My parents taught me to believe in Jesus and Saint Germain and Reincarnation. I was also raised a Lacto-Ovo Vegetarian in the 1950s which was kind of strange even for Los Angeles where we lived from 1954 until I was 21 in 1969 when I moved first to the Hollywood Hills where my Aunt who was an Actress lived in a house with a pool (the pool was why I lived there for awhile). However, I soon moved to Venice Beach because I got a job there. In 1969 I was 21 years old. Eventually I realized Venice was too crazy for me to stay there and moved back in with my parents and went to college 2 more years and studied Psychology, Philosphy and Cultural Anthropology. In college in San Diego County I realized studying Cultural Anthropology that I was a natural Shaman when I read about what a Shaman was in one of the textbooks for my Class. The definition was something like this: "A Shaman is someone who has psychologically died but their body lives on anyway. Because of psychologically dying they live in both the world of the living and the world of the dead at the same time. And because of this they can often facilitate healings of various kinds in people.
I find that people who are doctors and nurses and ministers and counselors often are Natural Shamans both male and female and because of this are better at healing people simply because they live in both the world of the living and the world of the dead at the same time.
Is it good to be a shaman? It can be many different things to different people.
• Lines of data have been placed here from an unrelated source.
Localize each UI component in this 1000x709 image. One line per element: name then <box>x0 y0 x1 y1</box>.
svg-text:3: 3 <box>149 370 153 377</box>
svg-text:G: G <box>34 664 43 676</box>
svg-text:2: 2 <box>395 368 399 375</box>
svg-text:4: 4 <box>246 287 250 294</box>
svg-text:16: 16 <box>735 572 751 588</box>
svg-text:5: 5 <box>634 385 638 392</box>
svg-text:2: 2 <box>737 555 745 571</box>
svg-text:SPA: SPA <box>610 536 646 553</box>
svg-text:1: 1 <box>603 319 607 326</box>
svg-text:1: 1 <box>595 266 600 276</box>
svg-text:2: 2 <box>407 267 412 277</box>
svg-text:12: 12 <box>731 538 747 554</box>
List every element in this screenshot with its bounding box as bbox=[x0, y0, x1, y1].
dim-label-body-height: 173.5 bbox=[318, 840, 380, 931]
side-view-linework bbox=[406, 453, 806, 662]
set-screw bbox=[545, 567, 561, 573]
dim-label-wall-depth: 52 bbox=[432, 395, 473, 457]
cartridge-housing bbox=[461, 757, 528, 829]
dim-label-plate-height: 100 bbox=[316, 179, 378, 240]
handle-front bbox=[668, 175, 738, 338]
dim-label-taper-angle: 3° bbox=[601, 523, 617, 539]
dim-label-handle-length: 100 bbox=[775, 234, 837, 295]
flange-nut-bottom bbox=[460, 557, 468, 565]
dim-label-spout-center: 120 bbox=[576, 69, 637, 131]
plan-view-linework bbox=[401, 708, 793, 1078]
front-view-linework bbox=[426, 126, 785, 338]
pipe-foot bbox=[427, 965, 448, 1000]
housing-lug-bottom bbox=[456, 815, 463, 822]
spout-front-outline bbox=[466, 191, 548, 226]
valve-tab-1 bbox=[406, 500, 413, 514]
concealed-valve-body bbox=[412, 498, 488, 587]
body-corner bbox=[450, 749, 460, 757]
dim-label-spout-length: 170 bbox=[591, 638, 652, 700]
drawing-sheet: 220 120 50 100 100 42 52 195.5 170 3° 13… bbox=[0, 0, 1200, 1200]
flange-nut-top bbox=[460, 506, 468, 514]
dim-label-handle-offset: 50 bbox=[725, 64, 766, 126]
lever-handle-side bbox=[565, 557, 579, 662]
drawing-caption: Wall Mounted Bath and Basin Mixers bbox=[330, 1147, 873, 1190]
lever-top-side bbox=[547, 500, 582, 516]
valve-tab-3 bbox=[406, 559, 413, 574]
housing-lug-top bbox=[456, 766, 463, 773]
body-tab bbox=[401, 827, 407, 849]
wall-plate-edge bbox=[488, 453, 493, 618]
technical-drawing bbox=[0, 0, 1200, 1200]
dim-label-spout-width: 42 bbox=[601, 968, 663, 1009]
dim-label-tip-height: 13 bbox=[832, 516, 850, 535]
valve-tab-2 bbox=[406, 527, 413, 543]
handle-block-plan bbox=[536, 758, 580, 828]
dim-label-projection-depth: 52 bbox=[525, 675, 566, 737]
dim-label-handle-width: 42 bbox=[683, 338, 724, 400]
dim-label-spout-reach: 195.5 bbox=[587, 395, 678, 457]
However, by the time I was 30 to 35, I realized that God had made me a shaman so I could help people and help heal people.
By God's Grace
So, writing about Time travel is really an extension of growing up and remembering many lifetimes from the time of Jesus, to Saint Francis of Asisi to Milarepa in Tibet etc.
For example, when I went to England for the first time in 1999 with my then 10 year old daughter and walked through the Tower of London I remembered being a soldier (an officer there) and the feeling I didn't like because I didn't have the freedom of thought or actions that I do now here in the U.S. This lifetime was likely around the time of Queen Elizabeth or right after then. But, just walking through the "Tower of London" I could remember being there over 500 years ago and it was a very strange feeling to experience what I once had experienced there before. Nothing was like people imagine it to be then it was an entirely different experience than anything people are experiencing now.
Unless you actually lived then you couldn't really know how bad it was compared to now.
However, even then life was usually much better in someplace like England then than it was in most of the rest of the world too. So, everything is relative.
It's sort of like now people have the wrong idea about what the 1950s and 1960s were like because what they believe was happening then wasn't at all what people mostly were experiencing then.
And it's not just that home computers (apple and PCS) didn't exist, neither did the internet, neither did streaming, neither did cable TV that much until the mid 1960s even in places like Palm Springs. For example, there was no cable that I knew of in the 1950s at all in Los Angeles. we had only 13 channels to watch and all but 3 were local and only ABC, CBS and NBC were national stations then where you all got the same programs at night. Also, no cell phones and phone calls on land lines were still very expensive if you called out of the city you were in like I lived in Glendale mostly from 1956 until 1969.